Des peaux rouges, bleues, oranges ou violettes. Des couleurs vives et denses, des pieds à la tête. L’univers de l’illustratrice Camille de Cussac ne passe pas inaperçu.

Un art du détournement des codes qu’elle s’amuse à mettre en œuvre dans les albums jeunesse dont elle l’auteure ou la co-auteure, édités notamment chez Gallimard et Seuil Jeunesse. Passée par la prestigieuse École de Condé, Camille de Cussac n’oublie pas le rôle joué par sa grand-mère qui, selon ses termes, « a aiguisé son œil » en l’emmenant, enfant, dans les musées.

« Camille, l’agence avec laquelle vous travaillez, La Slow dit, à propos de vos créations, que votre monde est une joyeuse parodie du nôtre. Est-ce que vos illustrations sont pour vous un moyen d’accéder à une réalité augmentée ?

— Je me sers beaucoup de ce que je vois pour créer mes images. Je pars toujours de la réalité. Ensuite, je la tords un peu dans tous les sens. Je vais aller chercher des éléments qui me plaisent plus que d’autres, ou qui me font plus rire.   

J’adore prendre des éléments qui existent déjà et les transformer à ma sauce. Des personnages de livres. Des personnes célèbres. J’aime aussi redessiner des tableaux. Modifier le personnage principal. Cela m’amuse de me réapproprier les choses.   

Je travaille principalement à la main. Pour certaines commandes, je travaille avec un iPad. J’aime dessiner à la main. J’utilise des feutres. Une vingtaine de couleurs. Je trouve cela agréable d’avoir un nombre limité de couleurs à ma disposition. Lorsque l’on travaille sur ordinateur, on dispose d’un nombre illimité de couleurs, qui sont sublimes, mais je me perds un peu là-dedans. Je préfère avoir quelques couleurs dans ma trousse.

J’aime utiliser des couleurs très vives, denses, fortes. J’utilise assez peu souvent le noir. Les couleurs vives et denses sont celles qui me ressemblent le plus. Mes personnages ont souvent des peaux bleues, rouges, oranges ou violettes. Leur peau n’est jamais rose. Au départ, c’était une astuce. L’idée était d’utiliser ces couleurs afin que l’on ne puisse pas me reprocher d’utiliser une couleur inadéquate.   

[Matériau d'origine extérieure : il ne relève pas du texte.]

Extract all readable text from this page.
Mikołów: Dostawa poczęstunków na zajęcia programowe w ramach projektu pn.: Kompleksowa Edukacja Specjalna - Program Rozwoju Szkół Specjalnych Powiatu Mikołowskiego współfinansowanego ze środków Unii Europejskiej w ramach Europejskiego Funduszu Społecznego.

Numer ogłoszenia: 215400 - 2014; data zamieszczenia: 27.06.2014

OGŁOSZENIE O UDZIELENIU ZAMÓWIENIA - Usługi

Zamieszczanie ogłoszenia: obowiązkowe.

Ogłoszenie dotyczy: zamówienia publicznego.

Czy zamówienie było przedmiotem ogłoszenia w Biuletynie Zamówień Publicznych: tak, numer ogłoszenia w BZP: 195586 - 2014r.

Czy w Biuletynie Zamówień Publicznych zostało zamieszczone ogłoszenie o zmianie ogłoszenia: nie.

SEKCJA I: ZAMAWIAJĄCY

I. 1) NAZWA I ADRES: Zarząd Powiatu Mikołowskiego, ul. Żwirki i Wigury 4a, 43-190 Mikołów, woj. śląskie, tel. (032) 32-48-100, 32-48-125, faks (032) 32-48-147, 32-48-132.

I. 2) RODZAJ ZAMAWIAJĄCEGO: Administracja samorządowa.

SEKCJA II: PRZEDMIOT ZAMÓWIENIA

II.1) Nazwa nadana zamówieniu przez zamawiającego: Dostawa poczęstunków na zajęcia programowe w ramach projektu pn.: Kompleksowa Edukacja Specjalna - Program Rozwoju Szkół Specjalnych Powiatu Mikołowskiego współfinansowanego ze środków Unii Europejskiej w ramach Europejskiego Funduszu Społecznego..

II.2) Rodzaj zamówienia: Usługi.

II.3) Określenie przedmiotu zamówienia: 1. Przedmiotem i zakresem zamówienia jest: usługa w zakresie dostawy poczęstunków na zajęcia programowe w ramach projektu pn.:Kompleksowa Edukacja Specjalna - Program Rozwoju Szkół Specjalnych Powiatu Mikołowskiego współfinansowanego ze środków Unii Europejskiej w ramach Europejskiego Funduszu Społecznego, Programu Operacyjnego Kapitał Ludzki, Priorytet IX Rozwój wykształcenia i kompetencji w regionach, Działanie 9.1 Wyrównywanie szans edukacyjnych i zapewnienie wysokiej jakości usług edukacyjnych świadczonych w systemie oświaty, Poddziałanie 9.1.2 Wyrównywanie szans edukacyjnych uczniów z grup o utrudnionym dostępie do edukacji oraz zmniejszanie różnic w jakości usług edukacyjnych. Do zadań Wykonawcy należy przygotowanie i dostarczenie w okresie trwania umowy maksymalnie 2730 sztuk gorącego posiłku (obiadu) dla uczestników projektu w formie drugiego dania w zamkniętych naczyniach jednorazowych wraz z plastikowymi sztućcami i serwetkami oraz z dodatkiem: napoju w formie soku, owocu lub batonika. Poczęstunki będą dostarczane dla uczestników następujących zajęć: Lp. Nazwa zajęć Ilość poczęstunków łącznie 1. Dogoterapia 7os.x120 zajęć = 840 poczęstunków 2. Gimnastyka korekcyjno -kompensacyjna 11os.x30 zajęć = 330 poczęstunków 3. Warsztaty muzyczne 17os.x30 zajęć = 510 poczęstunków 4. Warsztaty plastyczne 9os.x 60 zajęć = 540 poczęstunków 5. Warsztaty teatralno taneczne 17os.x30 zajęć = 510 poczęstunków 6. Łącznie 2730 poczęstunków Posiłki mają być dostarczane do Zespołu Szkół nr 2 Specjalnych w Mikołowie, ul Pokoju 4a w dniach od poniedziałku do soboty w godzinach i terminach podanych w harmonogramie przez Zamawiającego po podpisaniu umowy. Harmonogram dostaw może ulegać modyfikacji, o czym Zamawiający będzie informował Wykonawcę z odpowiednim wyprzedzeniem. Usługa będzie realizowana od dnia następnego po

Travailler à la main, sur du papier, me permet de mieux me rendre compte de la taille de mon dessin et de la composition. J’ai l’impression de voir d’emblée toute la composition à la bonne échelle, tandis qu’en travaillant sur ordinateur, je pourrais m’attarder sur des détails qu’au final on ne verrait pas. 

— Vous créez des albums jeunesse, que vous illustrez et dont vous écrivez les textes pour certains.  Quelles sont les spécificités de votre approche lorsque vous vous adressez à un jeune public ? 

— Lorsque je crée des albums jeunesse, ce que je trouve intéressant, c’est d’abord de mettre en place des images qui vont raconter une histoire, de créer une série d’images et de jouer sur le rythme de la narration. Ce qui m’amuse le plus c’est de dessiner une image qui va être une surprise par rapport à la page d’avant, Ceci afin que le lecteur ne s’ennuie jamais. Je joue notamment sur les cadrages, comme s’il s’agissait de cinéma, je fais des zooms par exemple.  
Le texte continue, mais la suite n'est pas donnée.